Sodium nitrate, also referred to as sodium nitrite, is a food preservative used in many foods on the market today. It is commonly found in processed meat. The benefit of using sodium nitrate is that it can preserve meat color and prevent botulism and overall food spoilage.
Sodium nitrate allergies are not extremely common. However, it is important to recognize the symptoms these additives can cause during an allergic reaction. Symptoms include traditional allergic rhinitis (such as stuffy nose, runny nose, sore throat), problems with asthma, such as an asthma attack, and a skin rash.
Allergic reactions to sodium nitrate usually occur fairly quickly although they can be delayed up to 24 hours. Sometimes reactions can take longer.
Studies indicate that there is more likely to be a reaction from small doses of sodium nitrate over a longer period of time, rather than one large dose in a short period time. This makes studying this type of allergy more difficult since studies are usually done during shorter periods of time.
The amount of sodium nitrate consumed can be linked to the overall severity and intensity of the allergic reaction.
A study linked the use of food additives to a 40% increase in allergies, asthma, and eczema. Specifically, sodium nitrate has been linked to triggering allergies in general, as well as asthma.
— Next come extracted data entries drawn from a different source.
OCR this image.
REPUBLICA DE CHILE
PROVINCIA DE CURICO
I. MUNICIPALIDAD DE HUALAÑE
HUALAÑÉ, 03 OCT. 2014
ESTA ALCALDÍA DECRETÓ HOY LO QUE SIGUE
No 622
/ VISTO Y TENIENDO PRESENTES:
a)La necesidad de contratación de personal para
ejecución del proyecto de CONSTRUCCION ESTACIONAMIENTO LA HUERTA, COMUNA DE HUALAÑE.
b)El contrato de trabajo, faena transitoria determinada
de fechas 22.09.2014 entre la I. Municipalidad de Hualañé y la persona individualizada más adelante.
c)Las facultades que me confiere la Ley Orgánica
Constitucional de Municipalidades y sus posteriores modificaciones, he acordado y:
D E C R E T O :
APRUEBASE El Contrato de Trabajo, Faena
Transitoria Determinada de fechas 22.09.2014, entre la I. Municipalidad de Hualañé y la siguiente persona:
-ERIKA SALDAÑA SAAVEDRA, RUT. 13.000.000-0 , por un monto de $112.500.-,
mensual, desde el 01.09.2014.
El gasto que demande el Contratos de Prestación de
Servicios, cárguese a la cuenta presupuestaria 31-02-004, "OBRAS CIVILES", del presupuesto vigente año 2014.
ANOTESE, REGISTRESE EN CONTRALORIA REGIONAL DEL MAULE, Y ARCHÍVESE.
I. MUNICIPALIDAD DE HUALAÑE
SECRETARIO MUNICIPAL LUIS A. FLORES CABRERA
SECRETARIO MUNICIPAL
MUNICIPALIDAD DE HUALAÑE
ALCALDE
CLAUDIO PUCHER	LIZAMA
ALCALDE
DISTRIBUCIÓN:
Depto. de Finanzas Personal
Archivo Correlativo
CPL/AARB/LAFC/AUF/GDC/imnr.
The combination of several additives at once, such as sodium nitrates, benzoates, and sulphites are more likely to trigger an allergic reaction than one single food preservative.
Studies show that food additives, like sodium nitrate, play an important role in developing a food-related hypersensitivity that can develop into an allergic reaction.
Since sodium nitrate is commonly found in processed meats, such as salami, hot dogs, pepperoni, ham, bacon, bologna, and Spam. If you develop allergies to sodium nitrate, then avoiding these types of meats is crucial. It is better to stick with fresh meats, such as fresh ground beef, chicken, and turkey to avoid a potential allergic reaction to sodium nitrate. Inquiring about the presence of sodium nitrate in any type of meat that is processed is important.
Discovering a sodium nitrate allergy does not mean a complete end to foods you once enjoyed, such as hot dogs and lunch meat. These foods can still be eaten, but you must purchase the “nitrate free” versions. These can easily be found at health food stores and natural food stores. Although the cost is more than their sodium nitrate-containing counterparts, they offer a nice alternative to those who still wish to eat these types of meats but must avoid sodium nitrate.